La vida nos susurra muchas cosas al oído pero la mayoría de las ocasiones nos hacemos los sordos. Uno sabe perfectamente el camino, las recetas, el modus operandi, los riegos que asume o que deja de asumir de cada cosa que hace o que deja de hacer. Uno sabe, sobradamente, si anda por el buen camino o si, por el contrario, anda más perdido que Carracuca.
Otra cosa no, pero saber ahora sabemos todos más que Confucio, o al menos eso creemos.
El laberinto en el que hemos convertido nuestro presente, no tiene menos caché que al que se enfrentaron nuestros padres, o al que les tocó encarar a nuestros abuelos.

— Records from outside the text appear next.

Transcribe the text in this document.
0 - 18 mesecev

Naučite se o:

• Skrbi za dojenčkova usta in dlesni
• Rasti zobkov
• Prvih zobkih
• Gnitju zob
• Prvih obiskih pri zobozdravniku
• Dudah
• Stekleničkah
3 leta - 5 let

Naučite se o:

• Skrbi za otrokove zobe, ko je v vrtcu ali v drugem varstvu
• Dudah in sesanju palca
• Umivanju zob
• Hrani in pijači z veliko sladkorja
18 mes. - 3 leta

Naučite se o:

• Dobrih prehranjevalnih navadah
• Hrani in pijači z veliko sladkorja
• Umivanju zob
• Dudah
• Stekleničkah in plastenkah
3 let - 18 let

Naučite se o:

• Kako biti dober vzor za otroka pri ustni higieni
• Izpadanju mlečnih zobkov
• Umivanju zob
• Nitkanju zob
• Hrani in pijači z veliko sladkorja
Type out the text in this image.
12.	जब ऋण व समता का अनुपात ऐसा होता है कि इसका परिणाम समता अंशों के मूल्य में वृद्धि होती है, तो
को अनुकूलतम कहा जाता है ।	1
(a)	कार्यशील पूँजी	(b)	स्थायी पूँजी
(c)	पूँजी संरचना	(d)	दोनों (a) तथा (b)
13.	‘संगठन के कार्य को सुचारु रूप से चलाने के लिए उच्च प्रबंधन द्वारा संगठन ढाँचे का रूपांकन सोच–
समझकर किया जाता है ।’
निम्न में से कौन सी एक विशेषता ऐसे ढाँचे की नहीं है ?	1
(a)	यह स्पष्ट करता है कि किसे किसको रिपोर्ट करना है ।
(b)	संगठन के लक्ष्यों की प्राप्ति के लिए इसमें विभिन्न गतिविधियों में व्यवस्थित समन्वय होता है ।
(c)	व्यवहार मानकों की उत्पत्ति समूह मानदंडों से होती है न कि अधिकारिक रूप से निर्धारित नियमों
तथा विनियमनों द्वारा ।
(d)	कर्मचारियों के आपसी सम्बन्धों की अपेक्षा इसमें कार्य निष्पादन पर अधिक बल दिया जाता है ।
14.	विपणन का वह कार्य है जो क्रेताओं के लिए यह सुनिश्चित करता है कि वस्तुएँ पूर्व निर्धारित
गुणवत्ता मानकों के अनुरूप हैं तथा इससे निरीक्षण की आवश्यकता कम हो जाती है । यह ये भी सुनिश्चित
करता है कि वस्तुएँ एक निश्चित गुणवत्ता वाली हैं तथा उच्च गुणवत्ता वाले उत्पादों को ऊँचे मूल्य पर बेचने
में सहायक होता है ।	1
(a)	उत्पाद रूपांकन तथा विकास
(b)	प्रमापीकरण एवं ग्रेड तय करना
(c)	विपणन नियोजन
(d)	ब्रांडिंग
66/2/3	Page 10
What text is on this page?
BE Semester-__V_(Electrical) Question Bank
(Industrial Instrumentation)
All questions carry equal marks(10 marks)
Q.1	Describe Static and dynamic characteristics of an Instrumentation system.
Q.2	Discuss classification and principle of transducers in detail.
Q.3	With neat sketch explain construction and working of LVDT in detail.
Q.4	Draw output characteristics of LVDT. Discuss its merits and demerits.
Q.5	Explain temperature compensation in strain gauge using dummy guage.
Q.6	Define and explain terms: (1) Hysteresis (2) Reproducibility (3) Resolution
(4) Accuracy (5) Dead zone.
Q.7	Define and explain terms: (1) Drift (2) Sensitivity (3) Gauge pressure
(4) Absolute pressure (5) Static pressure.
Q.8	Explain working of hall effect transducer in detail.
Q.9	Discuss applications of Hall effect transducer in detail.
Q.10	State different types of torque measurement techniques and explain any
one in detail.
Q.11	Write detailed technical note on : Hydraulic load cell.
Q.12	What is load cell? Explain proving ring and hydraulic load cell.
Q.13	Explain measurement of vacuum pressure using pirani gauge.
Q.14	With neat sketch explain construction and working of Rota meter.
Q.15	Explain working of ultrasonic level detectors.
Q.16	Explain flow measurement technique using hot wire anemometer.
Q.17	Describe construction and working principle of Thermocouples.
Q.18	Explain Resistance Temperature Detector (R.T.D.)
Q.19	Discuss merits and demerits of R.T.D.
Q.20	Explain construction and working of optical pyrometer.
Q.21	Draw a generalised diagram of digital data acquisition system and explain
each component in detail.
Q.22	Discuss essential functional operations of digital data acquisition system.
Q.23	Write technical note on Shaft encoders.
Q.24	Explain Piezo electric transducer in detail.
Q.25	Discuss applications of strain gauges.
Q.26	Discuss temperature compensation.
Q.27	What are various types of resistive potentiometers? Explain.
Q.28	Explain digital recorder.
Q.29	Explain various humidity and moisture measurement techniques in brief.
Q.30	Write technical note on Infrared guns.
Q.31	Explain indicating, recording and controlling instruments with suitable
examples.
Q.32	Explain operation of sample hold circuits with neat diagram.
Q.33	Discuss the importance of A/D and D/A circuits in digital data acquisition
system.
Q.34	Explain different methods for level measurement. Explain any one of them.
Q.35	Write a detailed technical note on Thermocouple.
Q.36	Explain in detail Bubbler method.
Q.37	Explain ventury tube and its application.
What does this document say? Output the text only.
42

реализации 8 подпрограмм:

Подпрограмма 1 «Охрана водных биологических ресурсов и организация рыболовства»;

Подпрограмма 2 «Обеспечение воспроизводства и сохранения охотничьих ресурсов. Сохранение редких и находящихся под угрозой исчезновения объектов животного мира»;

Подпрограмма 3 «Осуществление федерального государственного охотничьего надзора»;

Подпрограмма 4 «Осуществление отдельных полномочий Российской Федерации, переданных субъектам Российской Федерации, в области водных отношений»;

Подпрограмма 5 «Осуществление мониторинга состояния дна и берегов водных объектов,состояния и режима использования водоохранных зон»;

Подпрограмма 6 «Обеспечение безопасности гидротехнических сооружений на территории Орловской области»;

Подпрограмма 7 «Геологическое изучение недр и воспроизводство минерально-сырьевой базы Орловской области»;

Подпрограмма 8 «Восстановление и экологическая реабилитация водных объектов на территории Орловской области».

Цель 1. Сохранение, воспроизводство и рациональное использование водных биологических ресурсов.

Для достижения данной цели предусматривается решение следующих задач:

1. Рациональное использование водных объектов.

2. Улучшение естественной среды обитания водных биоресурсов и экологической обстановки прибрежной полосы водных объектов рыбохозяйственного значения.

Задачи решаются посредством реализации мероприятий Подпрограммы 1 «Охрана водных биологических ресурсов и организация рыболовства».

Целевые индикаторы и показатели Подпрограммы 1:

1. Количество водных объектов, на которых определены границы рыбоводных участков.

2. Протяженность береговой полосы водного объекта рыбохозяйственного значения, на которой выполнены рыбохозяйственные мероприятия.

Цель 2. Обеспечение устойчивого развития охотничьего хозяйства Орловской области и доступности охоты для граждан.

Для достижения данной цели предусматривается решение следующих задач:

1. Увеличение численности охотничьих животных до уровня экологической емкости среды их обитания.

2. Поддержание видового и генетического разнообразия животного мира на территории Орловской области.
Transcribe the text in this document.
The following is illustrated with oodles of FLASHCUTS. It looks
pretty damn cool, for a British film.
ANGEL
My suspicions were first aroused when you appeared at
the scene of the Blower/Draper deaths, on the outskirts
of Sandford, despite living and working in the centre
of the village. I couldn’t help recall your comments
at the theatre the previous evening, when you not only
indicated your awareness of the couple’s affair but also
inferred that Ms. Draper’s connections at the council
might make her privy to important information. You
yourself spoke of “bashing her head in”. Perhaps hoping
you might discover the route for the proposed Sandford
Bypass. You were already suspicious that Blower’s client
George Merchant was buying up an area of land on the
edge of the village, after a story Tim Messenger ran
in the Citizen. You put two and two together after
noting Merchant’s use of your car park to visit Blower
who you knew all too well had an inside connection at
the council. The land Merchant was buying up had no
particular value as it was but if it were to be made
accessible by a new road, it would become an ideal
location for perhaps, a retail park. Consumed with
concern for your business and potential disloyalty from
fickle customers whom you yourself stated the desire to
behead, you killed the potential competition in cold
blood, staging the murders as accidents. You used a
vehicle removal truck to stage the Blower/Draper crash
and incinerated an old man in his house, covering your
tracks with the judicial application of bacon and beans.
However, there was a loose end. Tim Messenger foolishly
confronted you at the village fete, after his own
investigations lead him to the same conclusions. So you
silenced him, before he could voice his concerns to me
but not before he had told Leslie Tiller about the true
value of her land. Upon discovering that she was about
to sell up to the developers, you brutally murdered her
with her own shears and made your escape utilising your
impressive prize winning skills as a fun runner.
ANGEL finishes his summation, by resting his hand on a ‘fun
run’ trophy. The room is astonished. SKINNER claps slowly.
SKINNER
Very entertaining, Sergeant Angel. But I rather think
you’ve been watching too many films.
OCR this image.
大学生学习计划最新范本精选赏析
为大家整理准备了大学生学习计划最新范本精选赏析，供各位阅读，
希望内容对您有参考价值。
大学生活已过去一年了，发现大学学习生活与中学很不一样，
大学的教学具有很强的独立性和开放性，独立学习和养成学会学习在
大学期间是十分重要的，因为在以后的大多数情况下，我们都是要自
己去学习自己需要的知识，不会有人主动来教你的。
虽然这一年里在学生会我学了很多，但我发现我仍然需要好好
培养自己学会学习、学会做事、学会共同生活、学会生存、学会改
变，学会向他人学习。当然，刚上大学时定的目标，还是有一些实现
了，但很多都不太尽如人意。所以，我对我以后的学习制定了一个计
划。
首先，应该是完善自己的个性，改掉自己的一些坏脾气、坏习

La vida no se parece en nada a las cuentos de Disney con los que tantos nos machacaron de pequeños. La vida es más dura y bastante menos romántica. El pez grande se come al chico. De hecho, no hace mucho, unas ratas atacaron a mi tortuga hasta dejarme tan solo con su caparazón, para recordarme que la naturaleza no es de fiar. La vida y la muerte van de la mano por mucho que nosotros nos empeñemos en diferenciarla. ¿Acaso no nacemos para morir? ¿Acaso estar vivo no es lo único que se precisa para estar muerto?
Les confieso que comencé este relato con algo de claridad, pero me siento perdido en este laberinto de palabras en el que ha terminado por convertirse esta parrafada. No me avergüenzo de perderme, ya que, he llegado a la intrascendente conclusión de que la vida, el trabajo, las relaciones, son una suerte de laberinto en el que entramos y nos perdemos como parte de un juego eterno del que desconocemos las reglas.
En cada uno de nuestros laberínticos cerebros habita un Minotauro, el que, desesperado por el poco caso que le hacemos, se pasa la vida intentando encontrar la salida.